An example of disturbed perception is the misinterpretation or misperception of a shadow, which can be taken for a hole in the ground or the floor. Most probably this misconception comes out of Weak Central coherence, which is also called ‘context blindness’.
Neurotypicals deduce from the context of the situation (light not reaching the floor, because it’s obstructed) that what they see (a hole in the ground) is not what it seems. People with autism often do not take this context into account and take their perception, so to speak, too literally. So, strictly speaking, there’s nothing wrong with the perception itself, the problem is with its interpretation. In other words, in daily life, such as when driving at night, ‘neurotypicals’ do make a leap of faith when assuming the road they can’t see is there, while many people on the spectrum don’t.
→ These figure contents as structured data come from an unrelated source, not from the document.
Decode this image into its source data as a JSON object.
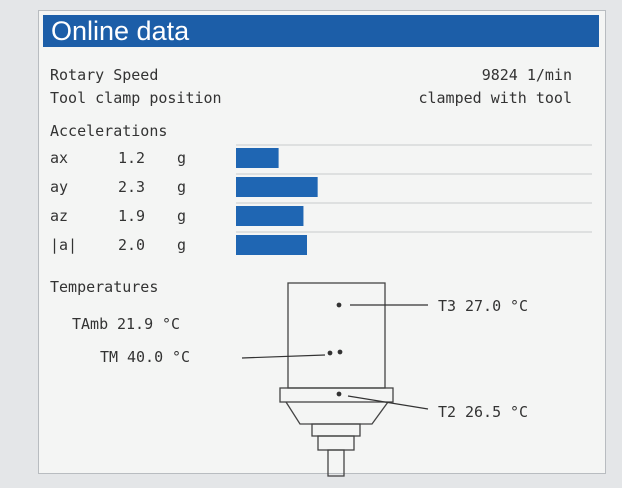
{
  "header": {
    "title": "Online data"
  },
  "status": {
    "rows": [
      {
        "label": "Rotary Speed",
        "value": "9824 1/min"
      },
      {
        "label": "Tool clamp position",
        "value": "clamped with tool"
      }
    ]
  },
  "accelerations": {
    "title": "Accelerations",
    "labels": [
      "ax",
      "ay",
      "az",
      "|a|"
    ],
    "values": [
      1.2,
      2.3,
      1.9,
      2
    ],
    "value_labels": [
      "1.2",
      "2.3",
      "1.9",
      "2.0"
    ],
    "unit": "g",
    "color": "#1f66b3"
  },
  "temperatures": {
    "title": "Temperatures",
    "items": [
      {
        "name": "TAmb",
        "value": "21.9",
        "unit": "°C"
      },
      {
        "name": "TM",
        "value": "40.0",
        "unit": "°C"
      },
      {
        "name": "T3",
        "value": "27.0",
        "unit": "°C"
      },
      {
        "name": "T2",
        "value": "26.5",
        "unit": "°C"
      }
    ]
  }
}
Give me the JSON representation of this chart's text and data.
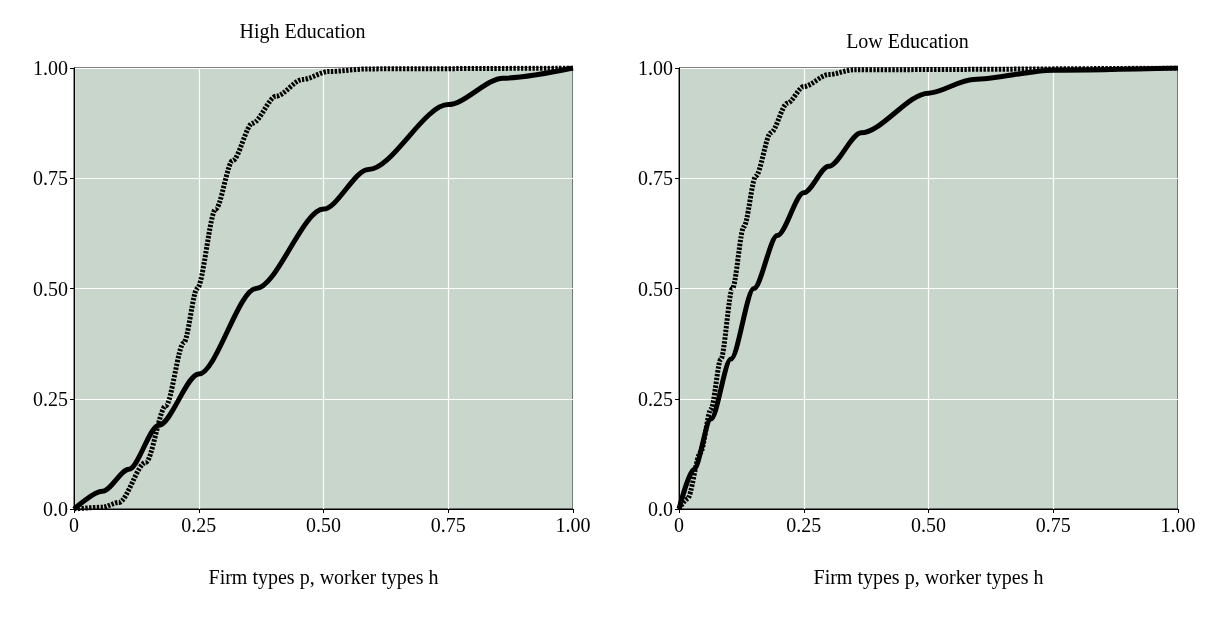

Another example of disturbed perception, although it doesn’t call for specific measures, is a mistake some with autism make around windows. They can see someone else through a window but cannot imagine they can be observed vice versa. Workers in the Kannerhuis give two examples.
A trainer relates:
“In the greenhouse I work in, youths outside don’t realize I can see them from the inside. They are surprised that, when I come out of the greenhouse, I can tell them what they were doing: How do you know? What is this? Don’t they know that when someone is behind glass he actually is there? Have they taught themselves that beyond a glass plate observations are impossible?”
Tim’s grandfather tells:
“I would enter the house through the back garden. Tim would be told I was coming en would be waiting in the kitchen. As I entered the garden, I saw him behind the wondow. I’d wave, but he wouldn’t wave back. Upon entering the kitchen he would always be surprised to see me, although he could have seen me through the window. It was as if he couldn’t see beyond the window. As he grew up he could look further.”